Histological analyses were conducted for tissues paced with 1600 mA2ms and 6400 mA2ms pulse intensities which corresponded to the energy levels with highest percentages of success. However, no tissue damage was observed from any of the tissue specimens. Only a single small intestinal pacing study has previously conducted histological analysis of the pacing sites and has reported scarring of the serosa possibly from suturing the electrode to the bowel24. However, they also applied comparatively higher pulse-amplitudes 25–30 mA. Future research can improve tissue assessment by exploring tissue inflammation with histological markers like the Geboes score and blood biomarkers, and evaluating cellular stress by examining DNA and RNA damage55,56. Studies conducted on the stomach using surface-contact electrodes have also reported success in pacing without damaging the stomach wall29, which suggests surface-contact pacing to be a safe technique at the applied energy levels.

A key limitation of this study is the acute setting which does not enable the evaluation of the long-term effect of pacing. In addition, functional changes such as transit rate of luminal contents were not examined in this study. The analysis of the pacing response was restricted to post-pacing activity as the activity induced during pacing was obstructed by the onset of periodic stimuli. The small intestine pacing frequency is faster than the gastric pacing frequency and therefore, the activity in between pacing pulses does not allow sufficient time for the complete propagation of wavefronts. Furthermore, surgery, visceral handling, and anesthetics, as used in this study, have been shown to influence slow wave activity57, but numerous studies have successfully investigated normal slow wave behavior in different anesthetized animal models58,59,60.

Future research will seek to define the long-term effects of small intestine pacing based on chronic studies. Development of micro-electrode arrays and miniaturized devices suitable for implantation on the small intestine is necessary to conduct chronic studies. While a few studies have successfully normalized dysrhythmic slow wave activity temporally by pacing22,61,62, dysrhythmic slow wave activity is yet to be spatially entrained in the small intestine by pacing. It is hypothesized that multi-point pacing requires less overall energy to entrain slow waves over an extended length of the bowel, and this can be investigated in the future. In addition, the role played by small intestine pacing on motility functions can be explored by mapping the contractile response. Closed-loop pacing strategies which minimize battery consumption can also improve the efficacy of this promising technique63,64.

Conclusion

Optimal pacing parameters to reliably achieve spatial entrainment of slow waves in the small intestine were determined. By varying the pacing parameters systematically, pulse intensities below 1600 mA2ms (pulse-amplitude of 4 mA and pulse-width of 100 ms) were found to be less effective in entraining slow wave activity. Pulse-amplitudes greater than 2 mA were found to be more effective than pulse-widths of 50 ms or 100 ms.

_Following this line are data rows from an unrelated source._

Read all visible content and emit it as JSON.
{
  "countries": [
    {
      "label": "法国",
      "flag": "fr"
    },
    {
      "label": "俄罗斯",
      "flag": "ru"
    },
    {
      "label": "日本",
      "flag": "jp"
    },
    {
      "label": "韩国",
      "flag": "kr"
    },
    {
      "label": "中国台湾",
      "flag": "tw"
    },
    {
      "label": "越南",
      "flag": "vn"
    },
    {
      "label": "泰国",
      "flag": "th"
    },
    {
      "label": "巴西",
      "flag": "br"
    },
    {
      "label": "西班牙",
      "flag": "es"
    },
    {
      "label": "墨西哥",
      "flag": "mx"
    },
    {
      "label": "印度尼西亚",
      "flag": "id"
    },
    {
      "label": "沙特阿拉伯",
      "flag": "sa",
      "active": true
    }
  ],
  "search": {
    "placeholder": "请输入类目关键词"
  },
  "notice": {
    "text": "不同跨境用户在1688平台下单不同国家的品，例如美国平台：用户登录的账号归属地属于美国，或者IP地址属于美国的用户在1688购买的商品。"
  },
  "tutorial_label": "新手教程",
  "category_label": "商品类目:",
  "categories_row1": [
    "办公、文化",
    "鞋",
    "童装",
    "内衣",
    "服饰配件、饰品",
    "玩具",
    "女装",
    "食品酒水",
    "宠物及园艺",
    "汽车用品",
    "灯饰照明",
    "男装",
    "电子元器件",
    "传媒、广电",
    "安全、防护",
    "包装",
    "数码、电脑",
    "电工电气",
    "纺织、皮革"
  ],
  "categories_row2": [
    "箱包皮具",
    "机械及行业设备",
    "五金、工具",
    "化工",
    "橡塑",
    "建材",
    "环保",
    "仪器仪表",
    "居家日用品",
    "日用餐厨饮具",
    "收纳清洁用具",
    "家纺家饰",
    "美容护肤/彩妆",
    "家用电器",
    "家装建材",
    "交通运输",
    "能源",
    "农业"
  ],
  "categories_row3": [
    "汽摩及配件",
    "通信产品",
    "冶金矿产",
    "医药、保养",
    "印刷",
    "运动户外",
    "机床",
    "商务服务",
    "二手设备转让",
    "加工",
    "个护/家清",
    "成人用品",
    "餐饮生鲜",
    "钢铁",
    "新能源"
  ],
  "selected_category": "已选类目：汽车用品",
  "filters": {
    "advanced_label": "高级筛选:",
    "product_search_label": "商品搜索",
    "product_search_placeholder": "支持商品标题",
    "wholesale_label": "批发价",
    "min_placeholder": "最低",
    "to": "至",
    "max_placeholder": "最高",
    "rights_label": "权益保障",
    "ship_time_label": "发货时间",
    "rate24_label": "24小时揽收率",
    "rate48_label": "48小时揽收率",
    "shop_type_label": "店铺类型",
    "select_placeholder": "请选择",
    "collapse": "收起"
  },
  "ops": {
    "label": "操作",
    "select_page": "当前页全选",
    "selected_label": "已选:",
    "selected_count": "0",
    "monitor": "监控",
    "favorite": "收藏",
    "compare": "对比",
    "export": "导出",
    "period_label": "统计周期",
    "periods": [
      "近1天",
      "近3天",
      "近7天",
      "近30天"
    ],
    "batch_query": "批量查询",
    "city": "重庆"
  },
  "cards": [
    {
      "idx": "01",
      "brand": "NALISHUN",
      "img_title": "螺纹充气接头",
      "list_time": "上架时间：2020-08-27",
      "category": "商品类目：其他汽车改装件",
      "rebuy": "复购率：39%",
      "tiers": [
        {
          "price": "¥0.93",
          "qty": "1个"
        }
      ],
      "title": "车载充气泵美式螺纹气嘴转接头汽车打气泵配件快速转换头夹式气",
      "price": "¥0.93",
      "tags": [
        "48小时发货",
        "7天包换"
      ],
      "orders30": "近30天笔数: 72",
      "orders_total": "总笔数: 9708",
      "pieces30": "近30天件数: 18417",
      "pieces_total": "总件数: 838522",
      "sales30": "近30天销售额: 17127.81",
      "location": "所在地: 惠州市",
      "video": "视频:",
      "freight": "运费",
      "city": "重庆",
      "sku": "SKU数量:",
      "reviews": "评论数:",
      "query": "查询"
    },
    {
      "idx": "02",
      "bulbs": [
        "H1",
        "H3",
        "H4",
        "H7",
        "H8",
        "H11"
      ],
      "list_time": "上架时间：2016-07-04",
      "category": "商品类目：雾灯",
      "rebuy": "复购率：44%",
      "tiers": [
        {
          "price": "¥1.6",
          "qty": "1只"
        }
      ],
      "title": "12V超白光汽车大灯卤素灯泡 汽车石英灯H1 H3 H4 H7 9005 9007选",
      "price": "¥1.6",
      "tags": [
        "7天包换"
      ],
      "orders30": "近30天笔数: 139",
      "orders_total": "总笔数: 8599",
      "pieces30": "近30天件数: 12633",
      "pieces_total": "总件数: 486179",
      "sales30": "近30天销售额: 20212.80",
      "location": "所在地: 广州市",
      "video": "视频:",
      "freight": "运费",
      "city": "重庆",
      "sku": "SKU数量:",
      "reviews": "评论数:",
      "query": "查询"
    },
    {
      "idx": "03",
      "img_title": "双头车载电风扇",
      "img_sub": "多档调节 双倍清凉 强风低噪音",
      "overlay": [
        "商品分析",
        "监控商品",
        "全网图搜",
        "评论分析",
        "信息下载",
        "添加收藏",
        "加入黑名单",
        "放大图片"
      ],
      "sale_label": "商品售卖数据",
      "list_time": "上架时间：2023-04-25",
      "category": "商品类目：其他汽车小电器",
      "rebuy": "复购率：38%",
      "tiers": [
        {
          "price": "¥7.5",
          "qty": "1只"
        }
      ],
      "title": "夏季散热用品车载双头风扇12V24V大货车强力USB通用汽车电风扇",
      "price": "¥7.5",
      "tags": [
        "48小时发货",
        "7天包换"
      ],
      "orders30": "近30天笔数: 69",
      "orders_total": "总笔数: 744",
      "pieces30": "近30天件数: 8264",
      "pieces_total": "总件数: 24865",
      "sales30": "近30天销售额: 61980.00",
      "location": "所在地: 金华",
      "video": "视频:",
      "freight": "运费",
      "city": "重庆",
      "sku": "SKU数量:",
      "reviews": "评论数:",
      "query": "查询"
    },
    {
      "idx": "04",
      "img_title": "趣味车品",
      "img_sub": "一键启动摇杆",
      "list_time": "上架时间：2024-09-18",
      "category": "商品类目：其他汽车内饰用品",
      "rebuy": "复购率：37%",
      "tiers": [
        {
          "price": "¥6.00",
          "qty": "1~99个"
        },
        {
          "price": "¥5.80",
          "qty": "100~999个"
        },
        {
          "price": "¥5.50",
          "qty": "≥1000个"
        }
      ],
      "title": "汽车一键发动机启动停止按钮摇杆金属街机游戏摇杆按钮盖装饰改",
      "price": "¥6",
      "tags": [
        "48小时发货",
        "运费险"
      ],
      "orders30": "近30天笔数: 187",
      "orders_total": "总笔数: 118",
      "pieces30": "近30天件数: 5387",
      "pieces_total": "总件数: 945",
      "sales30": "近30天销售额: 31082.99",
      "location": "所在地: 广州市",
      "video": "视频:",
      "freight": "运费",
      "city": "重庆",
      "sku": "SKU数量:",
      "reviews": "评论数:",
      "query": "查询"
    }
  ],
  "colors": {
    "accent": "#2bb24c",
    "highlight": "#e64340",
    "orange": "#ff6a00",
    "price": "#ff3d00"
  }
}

Therefore, a pulse-amplitude of 4 mA and pulse-width of 100 ms were defined as optimal for slow wave entrainment while also minimizing energy input, when paced in the antegrade or circumferential direction of the jejunum. Future studies can utilize the optimal pacing configurations to assess the long-term effectiveness of the pacing response and examine functional changes such as changes in emptying rate and body weight.